Removing non-matching values - 7.3

Talend Data Fabric Getting Started Guide

Version
7.3
Language
English
Operating system
Data Fabric
Product
Talend Data Fabric
Module
Talend Administration Center
Talend DQ Portal
Talend Installer
Talend Runtime
Talend Studio
Content
Data Quality and Preparation > Cleansing data
Data Quality and Preparation > Profiling data
Design and Development
Installation and Upgrade
Last publication date
2023-07-24

The results of the patterns used on the Email and Phone columns show that some records do not respect the standard email and phone formats. Check Showing analysis results for detail.

From the analysis results, you can generate out-of-box Jobs to recuperate the non-matching rows from the columns.

You can follow the same procedure to remove non-matching values from the Email or Phone columns.

Before you begin

  • You have opened the Profiling perspective in the Studio.

  • You have created and executed the column analysis.

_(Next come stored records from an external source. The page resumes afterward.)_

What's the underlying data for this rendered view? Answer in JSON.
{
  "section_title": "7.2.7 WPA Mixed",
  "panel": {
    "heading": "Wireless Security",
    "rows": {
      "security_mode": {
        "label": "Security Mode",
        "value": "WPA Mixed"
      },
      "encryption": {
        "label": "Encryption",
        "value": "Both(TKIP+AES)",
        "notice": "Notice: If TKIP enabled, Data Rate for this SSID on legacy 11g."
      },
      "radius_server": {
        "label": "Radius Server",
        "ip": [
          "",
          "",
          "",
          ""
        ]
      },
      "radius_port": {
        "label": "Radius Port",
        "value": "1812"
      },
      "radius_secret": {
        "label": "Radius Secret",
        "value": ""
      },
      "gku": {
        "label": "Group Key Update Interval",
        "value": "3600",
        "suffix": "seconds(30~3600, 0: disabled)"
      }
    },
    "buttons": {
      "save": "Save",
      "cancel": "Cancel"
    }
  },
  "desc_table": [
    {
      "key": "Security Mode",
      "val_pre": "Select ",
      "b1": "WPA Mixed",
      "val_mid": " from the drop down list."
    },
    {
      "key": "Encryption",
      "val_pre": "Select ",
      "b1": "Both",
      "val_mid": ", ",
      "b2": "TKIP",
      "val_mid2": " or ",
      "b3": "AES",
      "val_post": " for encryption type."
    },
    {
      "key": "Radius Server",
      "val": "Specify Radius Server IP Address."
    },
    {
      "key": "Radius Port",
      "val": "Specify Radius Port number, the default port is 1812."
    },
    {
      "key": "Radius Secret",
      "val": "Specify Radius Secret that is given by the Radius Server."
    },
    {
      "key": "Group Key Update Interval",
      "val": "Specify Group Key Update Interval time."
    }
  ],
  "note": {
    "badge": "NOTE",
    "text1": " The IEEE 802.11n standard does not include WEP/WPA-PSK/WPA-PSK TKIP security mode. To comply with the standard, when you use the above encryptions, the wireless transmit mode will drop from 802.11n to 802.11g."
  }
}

For further information, see Identifying anomalies in data.

Procedure

  1. Open the column analysis in the Profiling perspective and click Analysis Results at the bottom of the editor.
  2. In the Pattern Matching tables of the Email or Phone column, right-click the results and select Generate Job.

    This example uses the results of the US Phone numbers pattern used on the Phone column.

  3. In the wizard that opens, click Finish to confirm the creation of the Job.

    The Integration perspective opens showing the generated Job, and the Job is listed in the Repository tree view.

    This Job uses the Extract Transform Load process to write in two separate output files the Phone rows that match and do not match the pattern.

    The tMysqlInput is automatically configured according to your connection and tPatternCheck is automatically configured according the column you analyze.

  4. Double-click each of the output component and change the default name or path of the output files, if needed.
  5. Press F6 to execute the Job.

    Matching and non-matching phone numbers are written to two separate output files.

  6. Right-click each of the tFileOutputDelimited components and select Data Viewer to open a view on the data which matches and that which does not match the phone pattern.

Results

You can then design a Job, for example, to standardize the phone numbers which match the pattern and give them the correct international format by using the tStandardizePhoneNumber component.